Foram registrados também pelo menos quatro casos de agressão contra nordestinos e negros por skinheads nos últimos dois meses em São Paulo. E esse tipo de violência ideológica atinge outras capitais brasileiras. No dia 7 de setembro, neonazistas agrediram um casal homossexual na praça da Liberdade, em Belo Horizonte. Distúrbios provocados por essas gangues foram anotados este ano no Recife e em cidades do Rio Grande do Sul. Mas há aqueles que querem dissociar o movimento do preconceito. Um protesto intitulado “Nazismo Nunca Mais”, organizado por “antifascistas” foi marcado para o sábado 17 na avenida Paulista, a fim de pontuar que há grupos contrários à violência.

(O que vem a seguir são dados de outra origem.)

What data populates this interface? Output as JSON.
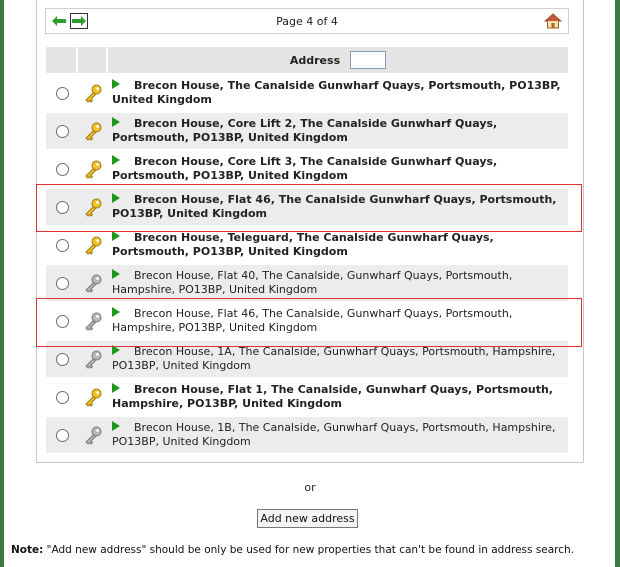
{
  "pager": {
    "page_text": "Page 4 of 4",
    "prev_icon": "arrow-left-icon",
    "next_icon": "arrow-right-icon",
    "home_icon": "home-icon"
  },
  "table": {
    "header": "Address",
    "filter_value": "",
    "rows": [
      {
        "address": "Brecon House, The Canalside Gunwharf Quays, Portsmouth, PO13BP, United Kingdom",
        "bold": true,
        "key": "gold",
        "shaded": false
      },
      {
        "address": "Brecon House, Core Lift 2, The Canalside Gunwharf Quays, Portsmouth, PO13BP, United Kingdom",
        "bold": true,
        "key": "gold",
        "shaded": true
      },
      {
        "address": "Brecon House, Core Lift 3, The Canalside Gunwharf Quays, Portsmouth, PO13BP, United Kingdom",
        "bold": true,
        "key": "gold",
        "shaded": false
      },
      {
        "address": "Brecon House, Flat 46, The Canalside Gunwharf Quays, Portsmouth, PO13BP, United Kingdom",
        "bold": true,
        "key": "gold",
        "shaded": true
      },
      {
        "address": "Brecon House, Teleguard, The Canalside Gunwharf Quays, Portsmouth, PO13BP, United Kingdom",
        "bold": true,
        "key": "gold",
        "shaded": false
      },
      {
        "address": "Brecon House, Flat 40, The Canalside, Gunwharf Quays, Portsmouth, Hampshire, PO13BP, United Kingdom",
        "bold": false,
        "key": "grey",
        "shaded": true
      },
      {
        "address": "Brecon House, Flat 46, The Canalside, Gunwharf Quays, Portsmouth, Hampshire, PO13BP, United Kingdom",
        "bold": false,
        "key": "grey",
        "shaded": false
      },
      {
        "address": "Brecon House, 1A, The Canalside, Gunwharf Quays, Portsmouth, Hampshire, PO13BP, United Kingdom",
        "bold": false,
        "key": "grey",
        "shaded": true
      },
      {
        "address": "Brecon House, Flat 1, The Canalside, Gunwharf Quays, Portsmouth, Hampshire, PO13BP, United Kingdom",
        "bold": true,
        "key": "gold",
        "shaded": false
      },
      {
        "address": "Brecon House, 1B, The Canalside, Gunwharf Quays, Portsmouth, Hampshire, PO13BP, United Kingdom",
        "bold": false,
        "key": "grey",
        "shaded": true
      }
    ]
  },
  "or_text": "or",
  "add_button_label": "Add new address",
  "note": {
    "label": "Note:",
    "text": " \"Add new address\" should be only be used for new properties that can't be found in address search."
  },
  "colors": {
    "frame": "#3d7a3d",
    "row_shade": "#ececec",
    "highlight": "#dd3333",
    "play": "#1c9a1c"
  }
}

Violência conhecida de perto pelo estudante de sociologia, David Vega, 22 anos. Entre os 16 e 18, ele se envolveu com skinheads de orientação neonazista e participou de várias missões, entre elas xingar homossexuais e se envolver em arruaças. O apoio dos pais e a constante sensação de medo o fizeram se afastar das antigas amizades. “Você vive numa sociedade secreta, praticamente excluído do convívio social”, afirma. “Eles não se permitem questionar nada nem tentam entender o outro.” Da experiência restou um livro, “Cadarços Brancos” (Ed. Giostri). Os skinkeads apenas são democráticos quando o assunto é destilar seu ódio. A mais recente vítima foi a Miss Universo eleita no dia 12 de setembro em São Paulo, a angolana Leila Lopes, que se tornou alvo de injúrias raciais na internet. Em inglês e português, neonazistas expressaram sua revolta em fóruns contra a vitória de uma negra com xingamentos como “Filha de King Kong” e “Macaca”.